Problem: If one document is put into an irrelevant cluster, then that can
have a large cost in precision, because now all the sibling and clusters
come along. More reasonable to incur a small cost in recall. Another problem:
clusters are given in ranked order (usually by number of docs, but still).
Alternative solutions that gives a precision/recall curve:
1. Assume that
whenever a list of clusters appears, the user goes through clusters
that appear in order, going down each relevant cluster. Plot the amount
of effort spent by the time he reaches the Kth relevant document.
2. Assume instead that the labels on the clusters are good enough that
the user can carry out an optimal depth first search, relative
to, say, overall weighted precision. If weights are geometrically decreasing,
this is easily computed; if not, determining the optimal is probably NP-hard.
on the clusters allow perfect browsing, relative to the clusters; that is
that the user can judge which clusters do and do not contain relevant
Comparison to Gold Standard
You have a "gold standard" set of documents with clusters.
- Purity: For each computed cluster C, let M(C) the true cluster that
best matches C. For document d, let C(d) be the computed cluster containing
d and let T(d) be the true cluster containing d.

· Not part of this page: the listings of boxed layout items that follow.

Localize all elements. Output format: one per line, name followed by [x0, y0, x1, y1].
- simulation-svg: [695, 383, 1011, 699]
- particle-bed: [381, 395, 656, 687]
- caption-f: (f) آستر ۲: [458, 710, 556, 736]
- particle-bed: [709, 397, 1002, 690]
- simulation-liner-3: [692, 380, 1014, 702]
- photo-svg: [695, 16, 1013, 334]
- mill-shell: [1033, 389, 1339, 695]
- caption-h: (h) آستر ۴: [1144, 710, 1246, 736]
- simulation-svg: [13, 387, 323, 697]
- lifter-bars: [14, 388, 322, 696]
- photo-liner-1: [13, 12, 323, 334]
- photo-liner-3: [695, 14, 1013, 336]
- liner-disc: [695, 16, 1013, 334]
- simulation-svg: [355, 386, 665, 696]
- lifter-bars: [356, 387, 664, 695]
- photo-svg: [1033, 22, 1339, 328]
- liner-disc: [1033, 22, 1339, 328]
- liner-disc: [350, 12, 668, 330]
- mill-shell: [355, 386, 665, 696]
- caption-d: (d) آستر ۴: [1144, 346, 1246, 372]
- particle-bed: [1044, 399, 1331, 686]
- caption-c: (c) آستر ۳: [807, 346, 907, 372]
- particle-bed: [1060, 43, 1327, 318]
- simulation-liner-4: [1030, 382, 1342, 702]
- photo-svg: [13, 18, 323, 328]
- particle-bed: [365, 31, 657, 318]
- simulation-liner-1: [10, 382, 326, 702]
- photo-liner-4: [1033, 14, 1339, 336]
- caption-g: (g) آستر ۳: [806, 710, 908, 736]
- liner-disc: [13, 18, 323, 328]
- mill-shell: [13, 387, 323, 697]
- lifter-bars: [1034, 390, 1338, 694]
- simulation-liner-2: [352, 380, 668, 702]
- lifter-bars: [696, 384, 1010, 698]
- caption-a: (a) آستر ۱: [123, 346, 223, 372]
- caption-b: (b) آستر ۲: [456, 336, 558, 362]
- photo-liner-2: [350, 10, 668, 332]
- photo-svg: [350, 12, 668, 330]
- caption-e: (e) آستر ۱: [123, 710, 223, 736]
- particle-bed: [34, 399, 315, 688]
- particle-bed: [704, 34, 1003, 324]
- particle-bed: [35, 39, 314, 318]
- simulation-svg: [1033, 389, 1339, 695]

Then
Purity = fraction of d for which M(C(d)) = T(d).
Problem: Reaches an optimum value of 1 when each document is in
a singleton cluster.
Solution: Penalize for large values of K.
Question: How much to penalize?
- Normalized mutual information: Information theoretic measure of
how well the computed clusters and the true clusters predict one another,
normalized by the amount of information inherent in the two clustering
systems.
- Precision-recall. Consider the two clustering systems (true and computed)
as categorizations of pairs of documents: D1 and D2 are in the same cluster
vs. in different clusters. Then treat this as a retrieval evaluation problem
as in lecture 4.
E.g. Precision = fraction of pairs of documents that are actually in the
same category out of those that are computed to be.
Recall = fraction of pairs of documents that are computed to be in the
same category out of those that are actually in the same category.
Note that oversplitting gains precision at the cost of recall. Strict
monotonicity of both precision and recall with respect to splitting.
Assigning labels to clusters
Statistics based
Choose most frequent / most highly weighted / most discriminative terms
in each cluster. Often gives highly unsuggestive results.
Best document based
Find document in the cluster closest to the centroid; use the title, or the
snippet for the query. Very hit and miss.
Wikipedia based
Find most similar Wikipedia article. Use title.
Evaluating label assignments
Criteria:
- How well does the label describe the documents in the cluster,
relative to the query? (I.e. if the query is "jaguar" then the
label "jaguar" may be a good one for some cluster, just looking at the
documents, but not in the context of the query. Whereas the label
may be perfectly reasonable for the same documents for some other query
e.g. "feline species")
- How well does the set of labels partition the space of results?
1. Run label assignment algorithm over gold standard clustering. Accept if
assigned label is marked as a synonym for true label in WordNet.
2. Human evaluation, of the kinds discussed in lecture 4.
Aside on WordNet
Two online data collections are increasingly used in all kinds of ways in
IR and particularly in web mining. One is Wikipedia. The other is
WordNet. If you are at all
serious about IR or web mining, you should spend some time checking it out.